Ultrasonic Vibration-Induced Shape Memory Polymer (Polyurethane)/Graphene Nanoplatelets Composite

Abstract

Ultrasonic vibration (UV)-induced shape memory polyurethane (PU) and composite containing 1 phr (part per hundred) graphene nanoplatelets (GNPs) were prepared through ex situ polymerization by using microcompounder. Atomic force microscopy and field emission scanning electron microscopy were used for the characterization of surface morphology, surface roughness, and graphene nanoplatelets dispersion in the polyurethane matrix. The thermomechanical properties (storage modulus, loss modulus, energy dissipation factor, and glass transition temperature) were determined by using the dynamic mechanical analyzer. The thermomechanical properties, shape memory stretch and recovery strength, shape fixity, tensile strength, and UV-induced shape recovery are enhancing for a composite having 1 GPU (1 phr GNPs in PU matrix). Shape memory and mechanical properties were improved for composite sample as compared to pure polyurethane. 1 GPU composite sample shows ultrasonic vibration-induced shape recovery, whereas pure polyurethane sample has no shape recovery. The UV-induced shape recovery strongly depends on the dispersion of GNPs and frequency of ultrasonic vibration.
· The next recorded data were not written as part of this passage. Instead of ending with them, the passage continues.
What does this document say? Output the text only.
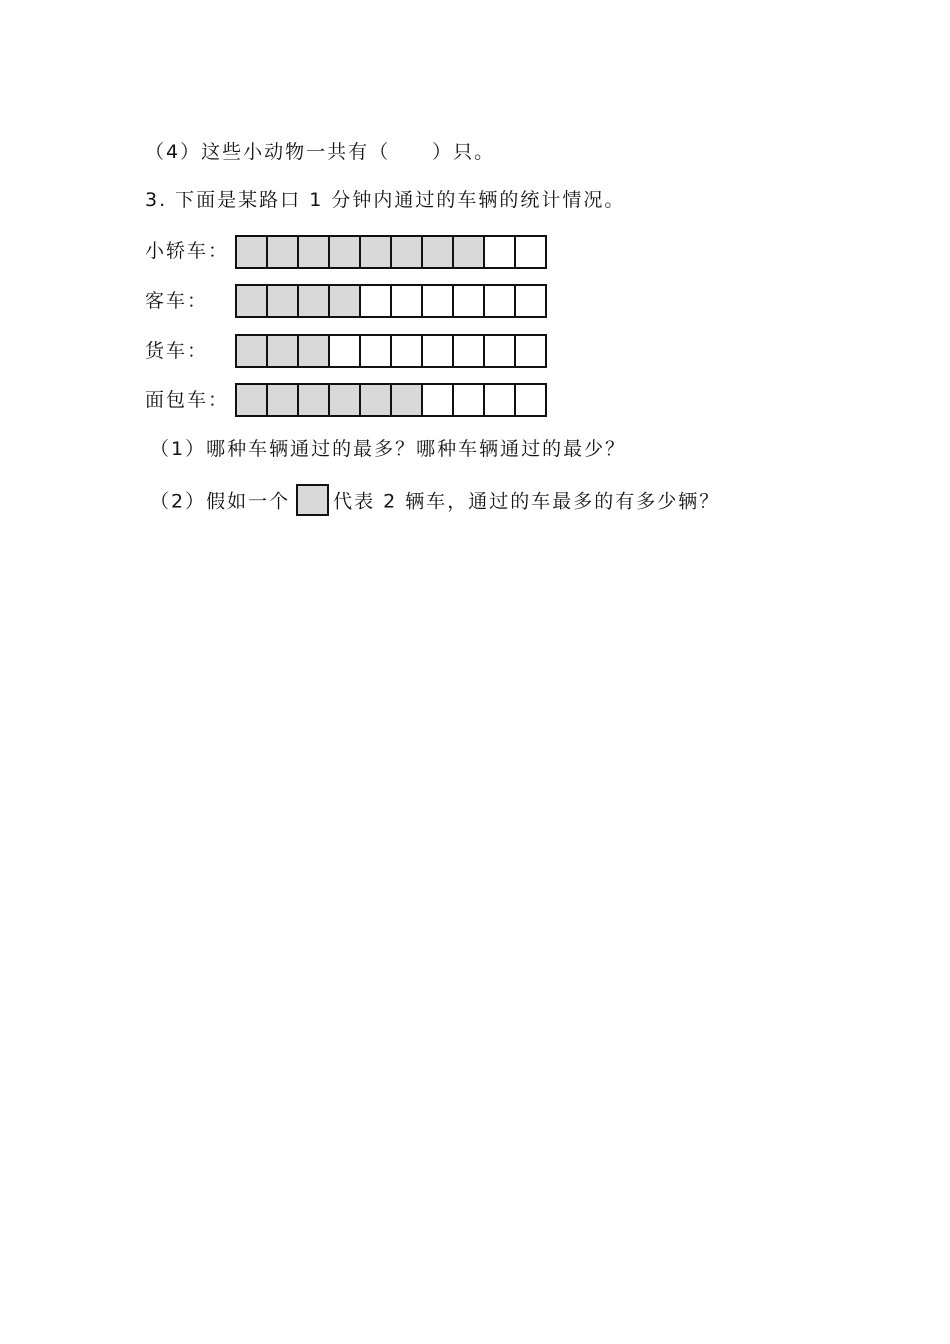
（4）这些小动物一共有（　　）只。
3. 下面是某路口 1 分钟内通过的车辆的统计情况。
小轿车：
客车：
货车：
面包车：
（1）哪种车辆通过的最多？哪种车辆通过的最少？
（2）假如一个 代表 2 辆车，通过的车最多的有多少辆？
For composite sample (1 GPU), embedded GNPs in the PU matrix may absorb the UV frequency and converted into heat energy (lattice vibration of GNPs and heat is transfer through conduction) which is responsible for shape recovery. With increase in the frequency of UV, the shape recovery also increases for the composite. Glass transition temperature (Tg) was influenced with the addition of GNPs into neat polyurethane matrix. UV-induced shape recovery test was carried out in an ultrasonic vibration transducer with variable frequency (0–40 kHz).